A RECENT episode of popular television series The Apprentice, Lord Alan Sugar highlighted that one of the fastest growing new business markets in the world is around the development of wearable technology, challenging his wannabe business partners to create the next big thing.
Of course, the efforts of the two teams were far from inspiring, but in the rapidly advancing world of digital technology, clothing may soon no longer be something we choose simply on style, fitting, colour and appearance. We will want to know what extra it does.
The teams on the hit BBC show went for jacket for women which had solar pads in the shoulder areas, enabling the wearer to benefit from a heating system during the winter, and a phone charger which was concealed in the pocket.

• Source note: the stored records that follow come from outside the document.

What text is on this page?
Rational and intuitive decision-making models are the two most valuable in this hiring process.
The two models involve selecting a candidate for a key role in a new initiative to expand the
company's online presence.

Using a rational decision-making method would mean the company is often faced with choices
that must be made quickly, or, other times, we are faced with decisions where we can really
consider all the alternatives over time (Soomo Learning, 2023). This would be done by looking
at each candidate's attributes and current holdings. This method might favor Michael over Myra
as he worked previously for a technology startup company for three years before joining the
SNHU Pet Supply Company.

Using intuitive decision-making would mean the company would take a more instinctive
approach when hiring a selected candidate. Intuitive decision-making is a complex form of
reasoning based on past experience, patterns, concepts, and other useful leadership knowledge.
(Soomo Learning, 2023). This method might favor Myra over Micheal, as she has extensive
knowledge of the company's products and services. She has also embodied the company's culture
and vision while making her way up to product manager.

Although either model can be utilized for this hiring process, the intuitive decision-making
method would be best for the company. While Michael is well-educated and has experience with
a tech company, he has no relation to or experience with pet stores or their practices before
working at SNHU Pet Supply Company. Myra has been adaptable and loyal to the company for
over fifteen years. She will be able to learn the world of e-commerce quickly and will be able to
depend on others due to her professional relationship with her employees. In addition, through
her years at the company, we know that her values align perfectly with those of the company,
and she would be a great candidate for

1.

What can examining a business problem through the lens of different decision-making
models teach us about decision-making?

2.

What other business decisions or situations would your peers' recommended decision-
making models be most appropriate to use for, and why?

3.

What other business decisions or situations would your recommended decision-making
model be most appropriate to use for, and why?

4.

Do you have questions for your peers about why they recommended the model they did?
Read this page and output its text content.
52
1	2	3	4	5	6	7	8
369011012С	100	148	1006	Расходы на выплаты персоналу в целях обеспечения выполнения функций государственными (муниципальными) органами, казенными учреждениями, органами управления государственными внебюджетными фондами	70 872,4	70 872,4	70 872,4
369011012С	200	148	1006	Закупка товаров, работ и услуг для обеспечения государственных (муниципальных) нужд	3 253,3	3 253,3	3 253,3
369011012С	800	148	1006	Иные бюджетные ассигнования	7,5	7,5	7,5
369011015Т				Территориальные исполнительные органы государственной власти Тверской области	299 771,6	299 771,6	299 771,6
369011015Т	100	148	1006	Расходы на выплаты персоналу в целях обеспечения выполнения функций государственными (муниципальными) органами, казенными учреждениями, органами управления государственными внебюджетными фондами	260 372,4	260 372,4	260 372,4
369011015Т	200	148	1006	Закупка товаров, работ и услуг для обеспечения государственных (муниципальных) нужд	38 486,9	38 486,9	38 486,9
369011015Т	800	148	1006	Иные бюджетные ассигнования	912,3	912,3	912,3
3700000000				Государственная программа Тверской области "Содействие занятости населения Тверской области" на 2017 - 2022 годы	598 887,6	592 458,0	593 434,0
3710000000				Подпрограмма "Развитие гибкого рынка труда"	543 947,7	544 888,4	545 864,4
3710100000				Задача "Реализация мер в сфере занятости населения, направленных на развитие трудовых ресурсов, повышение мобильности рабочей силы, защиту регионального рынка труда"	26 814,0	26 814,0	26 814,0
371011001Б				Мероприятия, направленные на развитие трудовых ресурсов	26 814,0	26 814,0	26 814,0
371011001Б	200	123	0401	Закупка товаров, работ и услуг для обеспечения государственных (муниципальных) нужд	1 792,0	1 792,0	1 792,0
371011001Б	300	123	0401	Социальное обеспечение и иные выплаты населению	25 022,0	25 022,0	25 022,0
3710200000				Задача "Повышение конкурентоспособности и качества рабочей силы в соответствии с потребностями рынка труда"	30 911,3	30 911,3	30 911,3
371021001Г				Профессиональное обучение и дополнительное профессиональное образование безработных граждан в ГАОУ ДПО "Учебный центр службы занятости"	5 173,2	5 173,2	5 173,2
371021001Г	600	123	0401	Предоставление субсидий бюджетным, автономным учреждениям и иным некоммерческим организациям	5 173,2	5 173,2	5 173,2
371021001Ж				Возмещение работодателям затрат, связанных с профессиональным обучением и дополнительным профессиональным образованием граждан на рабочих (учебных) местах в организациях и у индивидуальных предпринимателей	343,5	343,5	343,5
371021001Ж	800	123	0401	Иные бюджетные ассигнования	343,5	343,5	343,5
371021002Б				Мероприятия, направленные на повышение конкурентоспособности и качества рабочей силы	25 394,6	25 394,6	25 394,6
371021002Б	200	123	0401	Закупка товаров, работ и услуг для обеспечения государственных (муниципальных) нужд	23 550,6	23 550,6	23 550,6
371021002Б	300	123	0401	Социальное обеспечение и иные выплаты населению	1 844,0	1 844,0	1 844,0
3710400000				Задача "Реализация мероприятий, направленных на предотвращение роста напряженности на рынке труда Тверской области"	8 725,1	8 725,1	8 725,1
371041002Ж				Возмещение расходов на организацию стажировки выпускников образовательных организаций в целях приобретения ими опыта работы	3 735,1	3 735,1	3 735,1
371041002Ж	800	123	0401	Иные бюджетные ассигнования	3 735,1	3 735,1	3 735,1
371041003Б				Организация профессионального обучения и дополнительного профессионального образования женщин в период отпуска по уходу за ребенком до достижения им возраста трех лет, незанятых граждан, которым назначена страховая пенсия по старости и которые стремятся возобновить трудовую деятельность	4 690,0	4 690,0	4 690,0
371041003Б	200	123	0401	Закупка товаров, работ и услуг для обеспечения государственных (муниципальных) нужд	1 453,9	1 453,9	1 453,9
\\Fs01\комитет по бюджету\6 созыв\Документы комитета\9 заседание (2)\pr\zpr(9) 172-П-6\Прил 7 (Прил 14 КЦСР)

A sweatshirt which enabled the wearer to film the goings on around him was the second idea drummed up, again not a success, but another indication perhaps that in years to come, a lot of what you put on your body could well be wired.
Wearable technology, of course, is already here and available, and technology giants such as Apple and Google have led the way with the development of products such as smart glasses, fitness trackers and smart watches.
Google Glass was launched in the US last year and effectively works like a hands-free smartphone product, allowing users to browse the web via an optical head-mounted display, issuing voice instructions to control the system.
Such advances in technology are of course great to see, but as technology advances rapidly, we cannot afford to lose sight of the potential dangers which come when strapping more devices to our bodies.
It’s all very well being able to track our best running times as we train to analyse our progress, and to be able to keep on top of the latest news and events as we walk along the street, but what about the added risk of distraction and loss of concentration in other areas.
Research recently suggested that mobile phone use whist driving was a contributing factor to more than one-in-four car accidents in the US, whilst stats say you are four times more likely to have an accident if you are using your phone when driving.
Pedestrians are also at greater risk, with research from Confused.com last month revealing that hundreds of pedestrians in the UK are hit every year as they cross a road distracted by their mobiles.
One in seven pedestrians admitted to being so engrossed with their smartphones that they had stepped onto a busy road without looking, whilst nearly a third admitted that their mobile has distracted them from looking for traffic on the roads.
There can be no doubting that modern technology has brought greater distraction to our day-to-day lives – and in our work at Neil Hudgell Solicitors in handling serious injury and fatal accident claims, it is clear this is something which is only going to increase.
There can also be an added physical threat when strapping more technology to our bodies to consider, highlighted by recent claims that Michael Schumacher’s serious brain injury may have been caused by the mounting of a camera on his helmet.
Schumacher was critically injured when he fell and struck his head on a rock in the French Alps and is still immobile and unable to speak.
Wearable technology will continue to expand and develop, with the likes of Apple and Google leading the way, of that there is no doubt.
But anything which further distracts people from possible dangers must be a major concern for all safety campaigners, and must be something we all take into account for the future.